Ça va mieux en le disant

A tous les mauvais esprits qui accusent l’Union européenne de souffrir d’un terrible déficit démocratique, le président de la Commission vient de démontrer le contraire. Au terme d’une consultation qui a mobilisé des millions d’Européens, il a décidé de prendre en compte leur avis. Cette consultation en ligne leur demandait de trancher sur un sujet de la plus haute importance. Jean-Claude Juncker, à qui on avait reproché dans le passé d’avoir déclaré qu’il ne peut y avoir de choix démocratique contre les traités, a cette fois prouvé son attachement profond au respect des volontés de la majorité, en indiquant clairement: «Lorsque l’on consulte les citoyens sur quelque chose il convient aussi ensuite de faire ce qu’ils souhaitent.»

On s’en frotte les yeux ou on se force à en croire ses oreilles, selon qu’on lit ou qu’on entend pareille affirmation. Mais ça fait plaisir. Ça change des manipulations pas si anciennes pour transformer des «non merci» français, néerlandais ou grecs en «oui s’il vous plaît». Consulter les citoyens européens, par-delà les frontières, sur un même sujet, c’est une très bonne idée. La Commission aurait pu demander: «Approuvez-vous la vente des barrages hydroélectriques à des sociétés comme celle qui exploitait le viaduc de Gênes?», «Soutenez-vous la remise en cause de droits fondamentaux dans des pays comme la Hongrie, la Pologne et bientôt l’Italie?», «Vous réjouissez-vous de la transformation de la planète en barbecue géant?». Des questions de ce genre, sans grand intérêt.

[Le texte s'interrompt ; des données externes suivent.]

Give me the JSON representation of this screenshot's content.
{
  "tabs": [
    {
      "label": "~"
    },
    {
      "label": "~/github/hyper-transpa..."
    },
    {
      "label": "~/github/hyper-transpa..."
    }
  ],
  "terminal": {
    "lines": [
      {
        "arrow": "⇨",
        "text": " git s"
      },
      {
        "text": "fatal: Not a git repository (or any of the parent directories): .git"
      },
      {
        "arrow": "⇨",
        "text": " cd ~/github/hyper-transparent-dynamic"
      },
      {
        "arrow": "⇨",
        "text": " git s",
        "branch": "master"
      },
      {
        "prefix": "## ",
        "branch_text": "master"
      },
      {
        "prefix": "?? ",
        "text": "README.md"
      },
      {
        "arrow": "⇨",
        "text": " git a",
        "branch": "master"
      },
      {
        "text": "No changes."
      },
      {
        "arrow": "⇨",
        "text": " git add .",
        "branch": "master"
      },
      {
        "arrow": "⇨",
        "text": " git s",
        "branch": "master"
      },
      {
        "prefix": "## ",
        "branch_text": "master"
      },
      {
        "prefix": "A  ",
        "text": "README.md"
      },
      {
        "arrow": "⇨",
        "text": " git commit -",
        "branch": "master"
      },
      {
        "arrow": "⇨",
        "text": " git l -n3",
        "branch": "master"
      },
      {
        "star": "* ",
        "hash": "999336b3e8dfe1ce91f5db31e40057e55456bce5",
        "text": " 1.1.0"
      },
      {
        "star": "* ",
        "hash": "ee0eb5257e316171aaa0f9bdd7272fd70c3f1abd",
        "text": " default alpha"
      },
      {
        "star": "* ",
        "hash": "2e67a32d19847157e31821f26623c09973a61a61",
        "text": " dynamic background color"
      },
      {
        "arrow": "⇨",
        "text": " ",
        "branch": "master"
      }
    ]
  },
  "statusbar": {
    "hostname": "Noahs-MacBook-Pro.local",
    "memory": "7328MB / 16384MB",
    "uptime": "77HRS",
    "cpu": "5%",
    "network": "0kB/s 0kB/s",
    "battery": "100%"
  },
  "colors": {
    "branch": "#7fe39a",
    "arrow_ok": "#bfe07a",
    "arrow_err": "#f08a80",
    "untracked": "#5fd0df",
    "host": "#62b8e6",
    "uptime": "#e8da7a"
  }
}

Mais J.-C. avait prévenu, dès sa prise de fonction qu’il voulait se «concentrer sur les grands sujets et ne pas perdre de temps sur les petits»… Donc, à moins d’un an des élections européennes, il fallait faire une grande démonstration de pratique démocratique. Juncker a donc choisi de poser la question de la mort qui tue. «Etes-vous pour le maintien ou la suppression du changement d’heure?»

Comme quoi, même une sciatique carabinée n’empêche pas d’avoir des idées lumineuses. Quatre millions et demi d’Européens ont répondu. Soit 0,88% de participation… Je dois avouer que je n’ai pas contribué à ce résultat impressionnant. Il faut dire que le changement d’heure n’a jamais nui à mon sommeil. En fait, il m’a fallu quarante ans pour comprendre comment ça fonctionne. Grâce à un procédé mnémotechnique. En AVril, on AVance sa montre d’une heure. En octobRE on la Recule d’une heure. Et maintenant que je suis au point, ça risque de disparaître? C’est trop bête.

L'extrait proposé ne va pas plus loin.